Enter input string to search: bat

I found the text "bat" starting at index 0 and ending at index 3.

Enter your regex: [bcr]at

Enter input string to search: cat

I found the text "cat" starting at index 0 and ending at index 3.

Enter your regex: [bcr]at

Enter input string to search: rat

I found the text "rat" starting at index 0 and ending at index 3.

Enter your regex: [bcr]at

Enter input string to search: hat

No match found.

在上面的例子中,只有当第一个字符和字符类定义的字符之一匹配时,整体匹配才成功。

1. 非

为了匹配列出的字符之外的所有字符,需要在字符类的开头插入“^”。这种技术被称为非(negation):

Enter your regex: [^bcr]at

Enter input string to search: bat

No match found.

Enter your regex: [^bcr]at

Enter input string to search: cat

No match found.

Enter your regex: [^bcr]at

Enter input string to search: rat

No match found.

Enter your regex: [^bcr]at

Enter input string to search: hat

I found the text "hat" starting at index 0 and ending at index 3.

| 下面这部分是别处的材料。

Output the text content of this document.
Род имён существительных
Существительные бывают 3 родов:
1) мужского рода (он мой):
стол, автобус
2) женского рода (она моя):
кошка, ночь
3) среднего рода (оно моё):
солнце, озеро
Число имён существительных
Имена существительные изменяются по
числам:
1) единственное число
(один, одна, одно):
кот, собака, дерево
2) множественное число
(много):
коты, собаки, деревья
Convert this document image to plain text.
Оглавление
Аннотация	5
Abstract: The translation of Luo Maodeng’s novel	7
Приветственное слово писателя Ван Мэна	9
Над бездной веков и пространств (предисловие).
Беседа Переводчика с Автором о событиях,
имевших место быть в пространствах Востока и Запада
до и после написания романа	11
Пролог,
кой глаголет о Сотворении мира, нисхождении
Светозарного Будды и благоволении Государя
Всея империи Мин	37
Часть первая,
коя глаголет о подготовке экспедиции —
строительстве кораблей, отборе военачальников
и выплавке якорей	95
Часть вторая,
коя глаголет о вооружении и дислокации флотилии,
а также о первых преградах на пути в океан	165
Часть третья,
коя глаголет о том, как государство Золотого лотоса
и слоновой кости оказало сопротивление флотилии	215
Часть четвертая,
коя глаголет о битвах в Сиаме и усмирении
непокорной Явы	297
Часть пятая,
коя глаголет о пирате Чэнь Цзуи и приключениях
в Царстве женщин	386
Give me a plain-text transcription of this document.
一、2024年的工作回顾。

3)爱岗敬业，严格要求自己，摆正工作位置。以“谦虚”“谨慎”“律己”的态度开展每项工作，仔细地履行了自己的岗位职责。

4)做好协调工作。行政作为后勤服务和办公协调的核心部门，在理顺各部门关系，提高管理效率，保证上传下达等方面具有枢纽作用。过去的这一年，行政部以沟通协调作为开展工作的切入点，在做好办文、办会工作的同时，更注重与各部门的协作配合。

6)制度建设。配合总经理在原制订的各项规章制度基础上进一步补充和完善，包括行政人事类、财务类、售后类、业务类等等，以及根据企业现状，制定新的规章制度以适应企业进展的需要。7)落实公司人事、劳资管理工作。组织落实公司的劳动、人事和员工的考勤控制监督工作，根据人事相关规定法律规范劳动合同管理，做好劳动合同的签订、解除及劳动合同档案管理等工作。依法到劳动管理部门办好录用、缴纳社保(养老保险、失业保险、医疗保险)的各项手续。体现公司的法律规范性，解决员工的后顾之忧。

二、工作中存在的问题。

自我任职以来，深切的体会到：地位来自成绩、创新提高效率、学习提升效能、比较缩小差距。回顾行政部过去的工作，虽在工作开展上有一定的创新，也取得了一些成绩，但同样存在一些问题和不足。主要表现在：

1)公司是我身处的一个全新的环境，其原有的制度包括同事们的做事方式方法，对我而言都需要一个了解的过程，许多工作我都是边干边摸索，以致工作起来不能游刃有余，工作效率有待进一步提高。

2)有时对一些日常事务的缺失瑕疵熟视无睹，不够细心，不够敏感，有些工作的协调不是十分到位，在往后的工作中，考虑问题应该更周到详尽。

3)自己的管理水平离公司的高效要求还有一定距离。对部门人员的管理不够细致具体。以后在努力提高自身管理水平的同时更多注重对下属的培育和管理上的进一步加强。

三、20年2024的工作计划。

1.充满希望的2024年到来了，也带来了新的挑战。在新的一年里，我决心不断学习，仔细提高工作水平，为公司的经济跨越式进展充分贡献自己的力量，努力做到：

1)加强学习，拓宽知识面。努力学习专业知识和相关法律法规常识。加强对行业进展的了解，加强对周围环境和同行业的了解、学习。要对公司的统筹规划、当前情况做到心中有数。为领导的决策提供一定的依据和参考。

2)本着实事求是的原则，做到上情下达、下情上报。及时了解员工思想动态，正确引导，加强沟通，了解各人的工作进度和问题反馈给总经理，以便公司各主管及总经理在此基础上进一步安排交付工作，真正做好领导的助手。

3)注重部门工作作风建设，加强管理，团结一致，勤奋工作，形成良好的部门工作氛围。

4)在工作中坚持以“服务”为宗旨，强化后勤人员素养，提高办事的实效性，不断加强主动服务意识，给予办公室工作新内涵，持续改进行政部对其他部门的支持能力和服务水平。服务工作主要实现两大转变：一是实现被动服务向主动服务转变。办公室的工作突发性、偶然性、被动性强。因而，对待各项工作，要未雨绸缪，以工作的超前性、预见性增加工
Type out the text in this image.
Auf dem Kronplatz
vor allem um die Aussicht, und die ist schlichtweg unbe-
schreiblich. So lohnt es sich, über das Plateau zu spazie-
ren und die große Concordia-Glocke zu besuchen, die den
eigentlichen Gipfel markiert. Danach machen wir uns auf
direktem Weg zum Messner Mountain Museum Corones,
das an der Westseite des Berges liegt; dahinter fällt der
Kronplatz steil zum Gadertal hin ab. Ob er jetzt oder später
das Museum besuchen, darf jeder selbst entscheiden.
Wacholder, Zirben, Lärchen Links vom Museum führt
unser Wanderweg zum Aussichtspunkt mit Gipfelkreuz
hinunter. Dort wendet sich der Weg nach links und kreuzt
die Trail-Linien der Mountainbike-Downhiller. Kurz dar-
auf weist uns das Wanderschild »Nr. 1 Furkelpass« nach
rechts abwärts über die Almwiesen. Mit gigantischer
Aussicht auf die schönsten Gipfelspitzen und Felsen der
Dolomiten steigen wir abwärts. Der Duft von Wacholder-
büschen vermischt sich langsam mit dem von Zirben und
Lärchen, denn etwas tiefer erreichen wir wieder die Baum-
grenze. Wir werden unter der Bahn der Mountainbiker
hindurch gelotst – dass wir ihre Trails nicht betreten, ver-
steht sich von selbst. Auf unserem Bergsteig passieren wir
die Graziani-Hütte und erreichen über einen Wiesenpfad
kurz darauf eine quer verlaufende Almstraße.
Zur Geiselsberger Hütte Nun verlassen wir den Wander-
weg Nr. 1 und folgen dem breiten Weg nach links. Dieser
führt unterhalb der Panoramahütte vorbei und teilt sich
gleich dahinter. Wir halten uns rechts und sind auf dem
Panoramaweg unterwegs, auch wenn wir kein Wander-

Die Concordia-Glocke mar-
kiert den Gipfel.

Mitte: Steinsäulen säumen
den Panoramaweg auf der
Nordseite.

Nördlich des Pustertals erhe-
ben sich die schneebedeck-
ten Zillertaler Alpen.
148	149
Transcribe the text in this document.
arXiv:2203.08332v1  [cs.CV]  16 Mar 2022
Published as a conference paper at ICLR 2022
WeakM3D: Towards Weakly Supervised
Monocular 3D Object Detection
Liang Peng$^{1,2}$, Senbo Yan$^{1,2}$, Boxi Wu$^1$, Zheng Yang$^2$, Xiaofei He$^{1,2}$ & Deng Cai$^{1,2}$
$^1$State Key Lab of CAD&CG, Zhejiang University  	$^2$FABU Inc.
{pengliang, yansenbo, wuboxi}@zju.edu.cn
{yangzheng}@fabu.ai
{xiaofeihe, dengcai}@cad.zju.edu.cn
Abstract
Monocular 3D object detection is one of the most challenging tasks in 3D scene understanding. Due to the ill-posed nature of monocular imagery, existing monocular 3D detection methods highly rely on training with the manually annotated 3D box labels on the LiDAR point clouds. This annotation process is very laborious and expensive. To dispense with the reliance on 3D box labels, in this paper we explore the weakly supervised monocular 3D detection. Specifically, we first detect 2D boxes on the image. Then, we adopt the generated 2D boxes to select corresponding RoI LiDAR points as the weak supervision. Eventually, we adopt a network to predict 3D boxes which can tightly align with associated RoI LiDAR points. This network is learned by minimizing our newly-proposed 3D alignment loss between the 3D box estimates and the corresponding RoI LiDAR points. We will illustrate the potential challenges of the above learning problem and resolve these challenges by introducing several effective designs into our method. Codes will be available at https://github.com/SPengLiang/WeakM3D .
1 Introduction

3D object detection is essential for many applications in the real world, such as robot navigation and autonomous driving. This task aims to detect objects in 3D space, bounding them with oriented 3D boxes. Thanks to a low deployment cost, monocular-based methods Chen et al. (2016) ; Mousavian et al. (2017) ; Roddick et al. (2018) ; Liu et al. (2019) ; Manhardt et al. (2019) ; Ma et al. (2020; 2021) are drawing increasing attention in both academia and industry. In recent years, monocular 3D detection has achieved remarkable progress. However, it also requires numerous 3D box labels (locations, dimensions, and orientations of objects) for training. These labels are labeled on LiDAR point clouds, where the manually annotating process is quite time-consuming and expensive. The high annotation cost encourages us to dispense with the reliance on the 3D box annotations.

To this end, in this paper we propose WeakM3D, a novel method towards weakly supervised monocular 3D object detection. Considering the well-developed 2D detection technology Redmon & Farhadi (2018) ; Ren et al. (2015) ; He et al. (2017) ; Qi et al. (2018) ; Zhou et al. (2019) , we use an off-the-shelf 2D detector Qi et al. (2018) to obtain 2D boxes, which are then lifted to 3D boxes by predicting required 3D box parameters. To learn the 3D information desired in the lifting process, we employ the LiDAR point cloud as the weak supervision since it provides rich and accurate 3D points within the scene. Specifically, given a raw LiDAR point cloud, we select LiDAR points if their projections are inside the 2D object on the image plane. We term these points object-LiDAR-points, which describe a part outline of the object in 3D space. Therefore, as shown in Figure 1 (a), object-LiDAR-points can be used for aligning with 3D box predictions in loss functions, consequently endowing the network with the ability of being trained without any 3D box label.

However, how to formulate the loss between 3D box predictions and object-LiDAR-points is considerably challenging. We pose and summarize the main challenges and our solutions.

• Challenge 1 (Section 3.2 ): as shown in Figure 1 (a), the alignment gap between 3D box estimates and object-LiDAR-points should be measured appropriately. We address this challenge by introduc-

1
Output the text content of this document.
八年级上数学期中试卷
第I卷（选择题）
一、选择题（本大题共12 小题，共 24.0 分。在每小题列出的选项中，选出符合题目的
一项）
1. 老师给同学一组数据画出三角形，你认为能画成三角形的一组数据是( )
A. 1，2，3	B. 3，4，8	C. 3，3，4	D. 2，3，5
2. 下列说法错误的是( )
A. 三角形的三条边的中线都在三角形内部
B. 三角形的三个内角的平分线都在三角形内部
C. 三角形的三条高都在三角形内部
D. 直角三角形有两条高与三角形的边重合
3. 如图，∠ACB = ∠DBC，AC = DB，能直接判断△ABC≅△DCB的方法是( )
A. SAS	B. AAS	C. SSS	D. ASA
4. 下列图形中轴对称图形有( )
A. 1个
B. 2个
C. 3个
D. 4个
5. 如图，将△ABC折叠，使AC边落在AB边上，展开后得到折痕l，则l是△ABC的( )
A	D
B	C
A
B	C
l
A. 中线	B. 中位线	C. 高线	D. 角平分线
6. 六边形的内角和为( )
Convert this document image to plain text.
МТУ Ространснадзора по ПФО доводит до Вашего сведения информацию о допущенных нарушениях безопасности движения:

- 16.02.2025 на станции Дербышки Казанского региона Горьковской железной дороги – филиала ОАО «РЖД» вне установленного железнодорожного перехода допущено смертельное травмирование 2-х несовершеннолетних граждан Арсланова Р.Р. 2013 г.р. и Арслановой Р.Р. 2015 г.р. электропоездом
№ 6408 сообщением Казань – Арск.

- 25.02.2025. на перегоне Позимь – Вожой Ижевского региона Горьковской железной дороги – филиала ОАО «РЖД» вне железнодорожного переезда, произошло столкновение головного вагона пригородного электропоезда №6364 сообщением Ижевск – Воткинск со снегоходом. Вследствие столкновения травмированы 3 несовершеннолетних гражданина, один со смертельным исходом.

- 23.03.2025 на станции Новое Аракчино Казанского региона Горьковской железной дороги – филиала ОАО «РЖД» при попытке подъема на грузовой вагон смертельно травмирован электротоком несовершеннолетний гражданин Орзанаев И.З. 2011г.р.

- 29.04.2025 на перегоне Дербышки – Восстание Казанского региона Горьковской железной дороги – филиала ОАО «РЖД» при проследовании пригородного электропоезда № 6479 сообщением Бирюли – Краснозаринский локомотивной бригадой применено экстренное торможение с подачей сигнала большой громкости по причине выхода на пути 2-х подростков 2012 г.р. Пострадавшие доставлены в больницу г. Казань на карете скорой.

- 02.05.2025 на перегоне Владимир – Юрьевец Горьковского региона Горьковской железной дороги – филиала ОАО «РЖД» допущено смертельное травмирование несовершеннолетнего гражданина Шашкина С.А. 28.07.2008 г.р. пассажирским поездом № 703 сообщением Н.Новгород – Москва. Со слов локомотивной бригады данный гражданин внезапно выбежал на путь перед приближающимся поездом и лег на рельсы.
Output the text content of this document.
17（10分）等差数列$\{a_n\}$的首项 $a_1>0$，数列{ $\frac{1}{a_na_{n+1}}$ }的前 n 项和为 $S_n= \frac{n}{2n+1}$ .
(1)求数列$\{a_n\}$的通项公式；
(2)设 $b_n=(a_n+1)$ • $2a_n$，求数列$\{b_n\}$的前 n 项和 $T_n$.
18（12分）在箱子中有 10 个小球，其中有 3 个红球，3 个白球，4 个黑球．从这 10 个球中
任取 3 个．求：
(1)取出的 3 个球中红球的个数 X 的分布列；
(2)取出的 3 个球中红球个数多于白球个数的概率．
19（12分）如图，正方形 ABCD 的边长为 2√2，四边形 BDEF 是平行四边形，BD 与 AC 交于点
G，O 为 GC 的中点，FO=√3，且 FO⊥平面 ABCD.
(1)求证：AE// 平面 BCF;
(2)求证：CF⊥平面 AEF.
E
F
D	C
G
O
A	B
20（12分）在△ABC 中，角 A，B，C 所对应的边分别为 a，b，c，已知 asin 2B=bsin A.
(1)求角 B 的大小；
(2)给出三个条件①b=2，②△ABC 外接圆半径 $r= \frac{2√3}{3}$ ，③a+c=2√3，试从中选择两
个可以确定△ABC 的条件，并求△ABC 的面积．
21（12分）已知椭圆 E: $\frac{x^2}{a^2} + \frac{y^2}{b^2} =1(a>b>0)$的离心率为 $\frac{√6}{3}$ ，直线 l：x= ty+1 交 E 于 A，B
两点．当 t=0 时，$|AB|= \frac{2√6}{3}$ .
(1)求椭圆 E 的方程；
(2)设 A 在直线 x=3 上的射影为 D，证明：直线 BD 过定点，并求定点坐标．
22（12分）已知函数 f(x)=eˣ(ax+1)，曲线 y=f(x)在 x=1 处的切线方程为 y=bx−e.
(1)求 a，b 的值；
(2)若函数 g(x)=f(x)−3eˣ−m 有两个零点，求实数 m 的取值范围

只有当输入字符串的第一个字符不包含字符类中定义的任何字符时,匹配才成功。

2. 范围

有时候,你会希望定义一个字符类包含一个范围内的值,比如字母“a”到“h”或者数字“1”到“5”。为了指定范围,只需在要匹配的第一个和最后一个字符之间插入“-”即可,比如[1-5]或者[a-h]。也可以在类中连着放置不同范围,以便进一步扩展匹配的可能性。例如[a-zA-Z]将匹配字母表中的任何字母:a到z(小写)或者A到Z(大写)。

下面是范围和非的一些例子:

Enter your regex: [a-c]

Enter input string to search: a

I found the text "a" starting at index 0 and ending at index 1.

Enter your regex: [a-c]

Enter input string to search: b

I found the text "b" starting at index 0 and ending at index 1.

Enter your regex: [a-c]

Enter input string to search: c

I found the text "c" starting at index 0 and ending at index 1.

Enter your regex: [a-c]

Enter input string to search: d

No match found.

Enter your regex: foo[1-5]

Enter input string to search: foo1

I found the text "foo1" starting at index 0 and ending at index 4.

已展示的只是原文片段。